Higher Education, Book 2

Heat Factor: 🍆🍆🍆🍆
Character Chemistry: These guys care about each other deeply
Plot: Deion and Carlton are best friends, so when Carlton needs a pretend boyfriend to smooth the process of his niece’s adoption, Deion doesn’t hesitate to agree.
Overall: I was extremely emotionally invested in this book
I’m going to be upfront here: the way Carlton treats Deion is horrible. It’s extremely manipulative and is all about making Carlton’s life easier. But I never hated Carlton, because his behavior is also entirely understandable. Instead, I was completely sucked in to the simultaneously really beautiful and kind and harmful and toxic dynamic that these two have.
Here’s the situation. Carlton and Deion have been best friends for twenty years. Deion has been in love with Carlton for those entire twenty years. And when I say they’re best friends, I mean, they have a close and intense friendship that involves regular phone calls and visits and deep emotional connection; neither man has other close friends. It’s like they’ve been emotionally monogamous for their entire adult lives. Now Deion is at a turning point in his career and during a visit to Carlton he puts his feelings out in the open.
Keep this in mind as I continue to summarize the plot: early in the book, Deion tells Carlton that he’s been in love with him for years, and Carlton acknowledges that he’s always kind of known.
However, before these guys can actually have a conversation about this revelation, Carlton’s niece shows up at his door, asking to stay with him. Carlton asks Deion to extend his trip, you know, until Olivia is settled. Of course Deion says yes, because he always says yes, and, of course, things spiral further and further out of control, until they’re fake dating and real sleeping together and co-parenting Olivia and…
See? Carlton asking for this help does make his life easier and is terrible because of Deion’s feelings – but also, Deion could, I don’t know, say no sometimes.
Like I said, I got really emotionally invested in this book, so it’s hard for me to step away from just analyzing the nitty-gritty details of Carlton and Deion’s complex and messy relationship as it progressed. I would say this is a sign of a strong book.
Other strengths include:
- Strong narrative voice. The prose was fresh and the story clipped along. The characters were distinct and memorable.
- Even if I thought there should have been more grovel than there was, the climatic moment was beautifully done. I might have teared up.
- Ellis writes with care and confidence about family law. This makes sense, as, according to her author bio, she practices family law.

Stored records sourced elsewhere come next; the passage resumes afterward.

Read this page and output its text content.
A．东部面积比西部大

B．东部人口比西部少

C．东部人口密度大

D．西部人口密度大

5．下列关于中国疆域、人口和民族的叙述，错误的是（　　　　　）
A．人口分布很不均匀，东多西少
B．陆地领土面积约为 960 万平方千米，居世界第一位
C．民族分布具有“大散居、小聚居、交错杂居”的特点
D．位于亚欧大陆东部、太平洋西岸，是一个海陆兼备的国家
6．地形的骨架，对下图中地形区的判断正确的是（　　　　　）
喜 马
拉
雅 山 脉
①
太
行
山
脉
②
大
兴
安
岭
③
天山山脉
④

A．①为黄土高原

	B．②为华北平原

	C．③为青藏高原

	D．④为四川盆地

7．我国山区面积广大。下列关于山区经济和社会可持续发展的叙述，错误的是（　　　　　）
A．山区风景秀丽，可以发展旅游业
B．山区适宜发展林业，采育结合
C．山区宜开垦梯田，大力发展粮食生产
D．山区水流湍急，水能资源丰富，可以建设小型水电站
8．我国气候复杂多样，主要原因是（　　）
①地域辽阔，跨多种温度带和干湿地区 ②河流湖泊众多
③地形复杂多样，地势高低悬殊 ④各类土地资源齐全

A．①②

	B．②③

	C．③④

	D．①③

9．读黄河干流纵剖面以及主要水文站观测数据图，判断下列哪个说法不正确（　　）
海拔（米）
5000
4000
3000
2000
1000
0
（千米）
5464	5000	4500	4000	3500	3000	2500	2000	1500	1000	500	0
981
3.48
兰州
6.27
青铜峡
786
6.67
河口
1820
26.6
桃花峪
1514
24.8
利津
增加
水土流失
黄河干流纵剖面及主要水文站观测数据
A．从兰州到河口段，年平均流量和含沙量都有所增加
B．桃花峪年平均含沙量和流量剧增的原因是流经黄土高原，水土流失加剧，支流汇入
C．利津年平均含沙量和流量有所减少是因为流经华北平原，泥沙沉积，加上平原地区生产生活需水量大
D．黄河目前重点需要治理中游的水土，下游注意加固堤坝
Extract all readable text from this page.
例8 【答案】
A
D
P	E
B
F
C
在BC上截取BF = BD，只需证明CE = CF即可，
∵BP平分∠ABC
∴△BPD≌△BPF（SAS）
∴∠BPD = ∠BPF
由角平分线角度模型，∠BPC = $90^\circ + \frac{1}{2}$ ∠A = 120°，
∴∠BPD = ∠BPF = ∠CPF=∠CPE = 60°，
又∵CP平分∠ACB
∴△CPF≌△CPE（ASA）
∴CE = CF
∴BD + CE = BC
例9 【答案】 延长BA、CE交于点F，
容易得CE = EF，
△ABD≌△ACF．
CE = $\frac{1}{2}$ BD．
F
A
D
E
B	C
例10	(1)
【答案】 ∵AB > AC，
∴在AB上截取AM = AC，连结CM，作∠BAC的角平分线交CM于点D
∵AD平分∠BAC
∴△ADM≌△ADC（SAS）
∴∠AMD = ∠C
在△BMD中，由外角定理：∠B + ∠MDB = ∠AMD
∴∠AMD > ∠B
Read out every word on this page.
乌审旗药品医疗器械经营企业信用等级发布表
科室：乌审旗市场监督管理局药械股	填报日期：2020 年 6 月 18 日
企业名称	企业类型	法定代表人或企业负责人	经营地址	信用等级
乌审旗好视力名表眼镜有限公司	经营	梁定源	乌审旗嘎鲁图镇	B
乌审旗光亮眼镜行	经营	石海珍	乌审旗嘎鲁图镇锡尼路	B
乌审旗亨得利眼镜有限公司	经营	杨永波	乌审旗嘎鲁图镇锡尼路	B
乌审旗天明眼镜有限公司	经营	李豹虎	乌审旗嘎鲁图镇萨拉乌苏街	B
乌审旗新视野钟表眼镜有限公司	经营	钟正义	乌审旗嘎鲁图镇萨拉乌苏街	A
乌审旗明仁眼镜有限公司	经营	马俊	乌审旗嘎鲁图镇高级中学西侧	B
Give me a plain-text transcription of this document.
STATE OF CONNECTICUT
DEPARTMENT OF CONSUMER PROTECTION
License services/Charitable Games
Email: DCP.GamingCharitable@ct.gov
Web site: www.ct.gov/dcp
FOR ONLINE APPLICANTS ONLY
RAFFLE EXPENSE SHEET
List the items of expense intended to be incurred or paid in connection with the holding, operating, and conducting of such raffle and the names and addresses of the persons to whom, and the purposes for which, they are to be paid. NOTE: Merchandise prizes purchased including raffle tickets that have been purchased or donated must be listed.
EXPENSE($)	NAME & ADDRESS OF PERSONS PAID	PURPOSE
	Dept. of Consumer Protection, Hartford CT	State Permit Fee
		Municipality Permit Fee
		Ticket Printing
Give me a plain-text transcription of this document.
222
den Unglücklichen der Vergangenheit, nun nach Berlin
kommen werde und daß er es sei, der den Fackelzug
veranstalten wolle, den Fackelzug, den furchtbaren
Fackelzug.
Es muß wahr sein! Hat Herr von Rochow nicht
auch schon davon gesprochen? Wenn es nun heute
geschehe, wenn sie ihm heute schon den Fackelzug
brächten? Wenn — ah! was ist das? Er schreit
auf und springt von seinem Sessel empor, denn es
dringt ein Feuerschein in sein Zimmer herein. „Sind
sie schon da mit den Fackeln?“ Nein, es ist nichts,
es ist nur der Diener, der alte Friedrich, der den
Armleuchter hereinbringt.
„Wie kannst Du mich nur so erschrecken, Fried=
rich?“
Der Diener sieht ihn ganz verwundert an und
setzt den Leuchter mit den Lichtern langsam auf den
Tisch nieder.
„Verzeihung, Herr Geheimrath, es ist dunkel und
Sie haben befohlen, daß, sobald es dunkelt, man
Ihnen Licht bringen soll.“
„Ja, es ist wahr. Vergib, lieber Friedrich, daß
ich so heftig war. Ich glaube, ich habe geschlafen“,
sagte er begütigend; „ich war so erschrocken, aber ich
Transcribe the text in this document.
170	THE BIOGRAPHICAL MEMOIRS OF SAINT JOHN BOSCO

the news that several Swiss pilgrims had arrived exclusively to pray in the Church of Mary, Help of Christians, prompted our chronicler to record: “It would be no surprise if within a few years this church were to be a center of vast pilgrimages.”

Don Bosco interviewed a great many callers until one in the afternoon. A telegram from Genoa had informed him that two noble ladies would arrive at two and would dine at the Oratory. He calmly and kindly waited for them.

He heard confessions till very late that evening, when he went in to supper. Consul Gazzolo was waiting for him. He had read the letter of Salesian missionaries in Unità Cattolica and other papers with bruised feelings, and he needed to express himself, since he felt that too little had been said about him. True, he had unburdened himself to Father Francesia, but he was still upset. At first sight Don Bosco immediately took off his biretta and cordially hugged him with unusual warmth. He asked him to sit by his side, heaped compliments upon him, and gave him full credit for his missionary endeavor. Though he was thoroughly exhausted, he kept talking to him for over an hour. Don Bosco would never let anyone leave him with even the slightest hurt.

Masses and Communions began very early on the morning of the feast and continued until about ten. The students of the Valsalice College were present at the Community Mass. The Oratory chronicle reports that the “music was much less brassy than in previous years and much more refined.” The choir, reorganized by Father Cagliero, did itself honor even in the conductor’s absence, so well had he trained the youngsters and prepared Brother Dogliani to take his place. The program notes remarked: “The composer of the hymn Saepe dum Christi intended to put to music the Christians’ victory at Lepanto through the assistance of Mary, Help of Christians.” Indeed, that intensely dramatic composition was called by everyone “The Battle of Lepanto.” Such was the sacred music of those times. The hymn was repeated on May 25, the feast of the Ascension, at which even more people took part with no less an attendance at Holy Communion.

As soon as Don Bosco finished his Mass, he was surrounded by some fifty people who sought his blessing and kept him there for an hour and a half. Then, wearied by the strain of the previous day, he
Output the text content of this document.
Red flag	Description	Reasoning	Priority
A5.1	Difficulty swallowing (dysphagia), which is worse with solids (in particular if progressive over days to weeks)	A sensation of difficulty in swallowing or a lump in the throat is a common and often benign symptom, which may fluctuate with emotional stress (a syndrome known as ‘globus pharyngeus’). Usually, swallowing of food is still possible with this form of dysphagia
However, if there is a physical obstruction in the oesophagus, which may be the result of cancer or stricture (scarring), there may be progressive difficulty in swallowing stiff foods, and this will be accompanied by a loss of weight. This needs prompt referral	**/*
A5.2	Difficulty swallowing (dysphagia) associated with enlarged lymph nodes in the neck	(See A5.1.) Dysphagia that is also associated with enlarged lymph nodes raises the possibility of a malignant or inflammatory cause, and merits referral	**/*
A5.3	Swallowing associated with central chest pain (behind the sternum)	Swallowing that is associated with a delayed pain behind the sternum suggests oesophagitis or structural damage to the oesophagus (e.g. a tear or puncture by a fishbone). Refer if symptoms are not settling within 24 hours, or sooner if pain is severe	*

I did have a huge hang-up, that probably very few other readers will care about, to wit: the portrayal of academia. Deion is a tenure track philosophy professor. He is able to drop everything and stay with Carlton and essentially be a house-husband because he’s on sabbatical. SIR. THAT IS NOT HOW SABBATICAL WORKS. Even if he has decided he’s not going to pursue tenure at his current institution because of toxic nonsense, he would be trying to be a visiting professor somewhere else and writing his book and presenting at approximately three conferences a week, because if he wants to stay in academia (and it seems like he does because he loves teaching) he does NOT want to fall down the totem pole into adjuncting (aka “work your ass off for years to become an expert in your field and we’ll pay you minimum wage and give you no job security or benefits!”). I am salty about this, obviously. But not just because it’s wrong, but because this wrongness perpetuates the idea that professors have these cushy jobs, which in turn is used to justify things like increasingly relying on adjunct labor (he doesn’t work, why should we pay for the time when he’s not in the classroom?) or rampant anti-intellectualism (he doesn’t work, how can he be an expert?) or even eliminating philosophy departments (he doesn’t work, this space is unproductive and does not contribute to our bottom line).
This is probably just a me thing though. As long as you’re not feeling feisty about the state of academia, and you love you some messy messy characters, I recommend this book.
I voluntarily read and reviewed a complimentary copy of this book. All thoughts and opinions are my own. We disclose this in accordance with 16 CFR §255.